She had moxie. At the door of the Washington Senators locker room, she asked players about their slogan. Then they broke off their losing streak and Jackie was hailed as a good luck mascot.
JFK once called her fey, defined by the Oxford English Dictionary as “displaying magical, fairytale, or unearthly properties,” as if you had breakfast with a leprechaun.
The size suited her. She could show that whimsical side and even draw cartoons for the column. Waldrop gave her a byline and renamed the column “Inquiring Camera Girl.” John Husted, her fiancé for three months in 1952, dismissed it as “a tacky job,” but Jackie would later say she “loved every minute.”
She won over gruff male colleagues who were skeptical of her way of finishing at school. A reporter was so impressed that he offered to take her to an execution. She enjoyed provocative questions: “Would you rather men respect you or whistle at you?” “What would you talk about if you dated Marilyn Monroe?”

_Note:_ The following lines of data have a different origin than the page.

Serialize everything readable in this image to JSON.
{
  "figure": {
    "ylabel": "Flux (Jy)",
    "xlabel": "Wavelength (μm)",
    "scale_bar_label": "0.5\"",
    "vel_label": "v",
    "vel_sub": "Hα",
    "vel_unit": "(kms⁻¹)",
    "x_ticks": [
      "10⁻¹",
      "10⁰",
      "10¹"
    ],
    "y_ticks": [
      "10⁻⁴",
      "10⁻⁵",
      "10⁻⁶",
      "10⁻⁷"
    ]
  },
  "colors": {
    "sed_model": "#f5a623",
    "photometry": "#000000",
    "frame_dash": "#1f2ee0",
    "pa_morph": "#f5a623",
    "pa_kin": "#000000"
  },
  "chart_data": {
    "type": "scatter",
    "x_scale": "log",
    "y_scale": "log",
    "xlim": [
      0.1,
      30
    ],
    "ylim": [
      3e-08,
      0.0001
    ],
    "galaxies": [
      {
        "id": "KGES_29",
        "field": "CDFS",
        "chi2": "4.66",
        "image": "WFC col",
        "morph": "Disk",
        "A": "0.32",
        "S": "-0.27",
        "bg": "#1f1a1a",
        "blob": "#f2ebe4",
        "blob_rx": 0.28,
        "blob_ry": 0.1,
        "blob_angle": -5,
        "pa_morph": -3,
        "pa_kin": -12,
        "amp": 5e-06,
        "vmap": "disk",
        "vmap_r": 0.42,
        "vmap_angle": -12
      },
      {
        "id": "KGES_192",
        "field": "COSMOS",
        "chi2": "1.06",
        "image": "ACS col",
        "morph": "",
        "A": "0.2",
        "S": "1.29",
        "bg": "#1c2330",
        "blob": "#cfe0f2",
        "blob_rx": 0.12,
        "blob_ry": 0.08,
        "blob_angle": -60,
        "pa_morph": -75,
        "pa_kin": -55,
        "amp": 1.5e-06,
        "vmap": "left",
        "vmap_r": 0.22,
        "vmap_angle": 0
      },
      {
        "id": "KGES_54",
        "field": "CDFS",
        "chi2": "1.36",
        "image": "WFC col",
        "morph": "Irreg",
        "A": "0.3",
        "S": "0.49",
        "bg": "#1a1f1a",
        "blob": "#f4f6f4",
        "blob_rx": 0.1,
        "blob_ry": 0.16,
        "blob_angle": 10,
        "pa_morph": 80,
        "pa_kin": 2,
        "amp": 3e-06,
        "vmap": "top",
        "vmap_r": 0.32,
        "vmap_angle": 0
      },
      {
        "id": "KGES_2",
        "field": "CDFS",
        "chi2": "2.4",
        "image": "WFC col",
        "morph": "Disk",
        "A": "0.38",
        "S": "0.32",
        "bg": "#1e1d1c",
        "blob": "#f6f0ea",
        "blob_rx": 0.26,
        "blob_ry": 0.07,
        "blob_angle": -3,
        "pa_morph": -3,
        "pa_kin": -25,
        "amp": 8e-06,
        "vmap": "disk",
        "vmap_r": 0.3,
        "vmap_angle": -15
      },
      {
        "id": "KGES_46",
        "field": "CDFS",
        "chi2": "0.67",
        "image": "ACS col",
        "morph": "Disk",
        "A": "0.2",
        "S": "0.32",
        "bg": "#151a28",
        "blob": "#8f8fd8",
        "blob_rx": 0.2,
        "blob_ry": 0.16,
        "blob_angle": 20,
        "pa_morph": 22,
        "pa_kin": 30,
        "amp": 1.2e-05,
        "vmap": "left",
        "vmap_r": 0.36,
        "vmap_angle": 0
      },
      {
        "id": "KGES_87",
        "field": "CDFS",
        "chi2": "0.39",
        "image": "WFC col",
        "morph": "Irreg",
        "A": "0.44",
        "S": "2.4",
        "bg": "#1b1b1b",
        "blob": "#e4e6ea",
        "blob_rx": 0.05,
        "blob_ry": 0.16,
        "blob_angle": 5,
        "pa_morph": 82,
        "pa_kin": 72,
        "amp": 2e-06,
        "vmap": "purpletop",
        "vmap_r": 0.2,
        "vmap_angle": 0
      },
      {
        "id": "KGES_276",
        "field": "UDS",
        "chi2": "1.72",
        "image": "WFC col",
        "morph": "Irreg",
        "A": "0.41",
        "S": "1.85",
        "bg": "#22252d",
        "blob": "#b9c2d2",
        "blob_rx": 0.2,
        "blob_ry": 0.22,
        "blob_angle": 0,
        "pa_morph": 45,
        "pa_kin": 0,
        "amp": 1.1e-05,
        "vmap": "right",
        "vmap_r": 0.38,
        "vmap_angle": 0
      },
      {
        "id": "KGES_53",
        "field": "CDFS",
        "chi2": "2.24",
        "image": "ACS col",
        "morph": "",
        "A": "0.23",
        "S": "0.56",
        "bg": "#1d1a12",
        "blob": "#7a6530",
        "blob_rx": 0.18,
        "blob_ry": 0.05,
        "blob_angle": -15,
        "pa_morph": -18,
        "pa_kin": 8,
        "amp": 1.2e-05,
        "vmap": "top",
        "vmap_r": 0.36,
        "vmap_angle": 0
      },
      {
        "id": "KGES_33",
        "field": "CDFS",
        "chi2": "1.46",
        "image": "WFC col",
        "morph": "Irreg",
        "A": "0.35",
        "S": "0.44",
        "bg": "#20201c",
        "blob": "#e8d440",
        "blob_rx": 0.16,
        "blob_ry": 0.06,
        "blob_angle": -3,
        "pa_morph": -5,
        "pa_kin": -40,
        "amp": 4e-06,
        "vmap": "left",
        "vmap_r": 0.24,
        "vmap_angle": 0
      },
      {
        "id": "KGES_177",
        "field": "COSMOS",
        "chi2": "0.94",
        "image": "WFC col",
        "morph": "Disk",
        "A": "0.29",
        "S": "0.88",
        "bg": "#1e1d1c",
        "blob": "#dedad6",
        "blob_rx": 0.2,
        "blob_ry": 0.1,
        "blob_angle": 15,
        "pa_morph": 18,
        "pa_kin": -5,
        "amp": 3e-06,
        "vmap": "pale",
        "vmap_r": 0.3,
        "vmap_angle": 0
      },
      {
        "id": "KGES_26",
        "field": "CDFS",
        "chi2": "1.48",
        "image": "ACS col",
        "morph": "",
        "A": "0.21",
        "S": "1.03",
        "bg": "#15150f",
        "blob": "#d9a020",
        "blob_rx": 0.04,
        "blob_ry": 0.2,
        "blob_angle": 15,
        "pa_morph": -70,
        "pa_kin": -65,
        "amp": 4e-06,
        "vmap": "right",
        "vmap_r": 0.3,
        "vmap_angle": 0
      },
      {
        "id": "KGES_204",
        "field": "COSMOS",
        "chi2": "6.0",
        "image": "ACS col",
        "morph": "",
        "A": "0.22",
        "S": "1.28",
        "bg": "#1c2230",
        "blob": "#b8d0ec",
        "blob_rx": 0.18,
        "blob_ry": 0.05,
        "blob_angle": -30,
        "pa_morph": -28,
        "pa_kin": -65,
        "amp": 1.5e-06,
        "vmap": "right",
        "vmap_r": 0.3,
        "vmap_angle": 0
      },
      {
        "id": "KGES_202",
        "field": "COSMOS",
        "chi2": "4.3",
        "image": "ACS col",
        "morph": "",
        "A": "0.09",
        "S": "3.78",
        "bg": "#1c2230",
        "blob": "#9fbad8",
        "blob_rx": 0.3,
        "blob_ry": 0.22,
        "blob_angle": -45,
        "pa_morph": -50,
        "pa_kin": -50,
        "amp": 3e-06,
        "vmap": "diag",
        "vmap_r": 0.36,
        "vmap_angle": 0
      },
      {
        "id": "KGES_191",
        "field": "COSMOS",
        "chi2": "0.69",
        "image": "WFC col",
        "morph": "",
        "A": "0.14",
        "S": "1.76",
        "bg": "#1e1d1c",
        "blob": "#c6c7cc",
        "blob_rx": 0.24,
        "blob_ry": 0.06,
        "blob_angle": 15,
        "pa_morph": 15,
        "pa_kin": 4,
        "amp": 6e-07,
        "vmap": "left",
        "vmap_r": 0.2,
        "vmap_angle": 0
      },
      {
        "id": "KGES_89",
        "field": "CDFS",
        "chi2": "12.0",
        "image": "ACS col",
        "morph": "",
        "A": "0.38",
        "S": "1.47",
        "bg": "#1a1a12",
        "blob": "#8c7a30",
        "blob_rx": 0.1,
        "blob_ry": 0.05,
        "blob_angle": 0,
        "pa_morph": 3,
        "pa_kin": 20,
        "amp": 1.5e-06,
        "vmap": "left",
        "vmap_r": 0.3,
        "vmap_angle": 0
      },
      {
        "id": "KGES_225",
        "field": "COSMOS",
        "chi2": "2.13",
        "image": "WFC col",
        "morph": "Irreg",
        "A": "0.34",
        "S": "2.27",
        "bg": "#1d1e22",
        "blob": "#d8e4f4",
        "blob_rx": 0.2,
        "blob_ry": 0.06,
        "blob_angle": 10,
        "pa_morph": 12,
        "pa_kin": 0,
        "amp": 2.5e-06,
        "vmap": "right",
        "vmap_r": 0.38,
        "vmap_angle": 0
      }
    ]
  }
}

She asked truck drivers and yelled at them when they stopped at a red light, “What do you think of Dior’s spring fashion line?” Anthony said questions sometimes reflected concerns about Jack: “The Irish author, Sean O’Faolain, claims that the Irish are deficient in the art of loving. Do you agree?”
She didn’t hesitate to ask esoteric questions: “In ‘The Doctor’s Dilemma,’ George Bernard Shaw asks whether it is better to save the life of a great artist turned villain, or a commonplace honest family man. What do you think?” And she didn’t speak condescendingly to working-class subjects, remembering seeking out “salty” characters.
That’s probably how she found my larger-than-life dad, who was a DC police detective responsible for Senate security.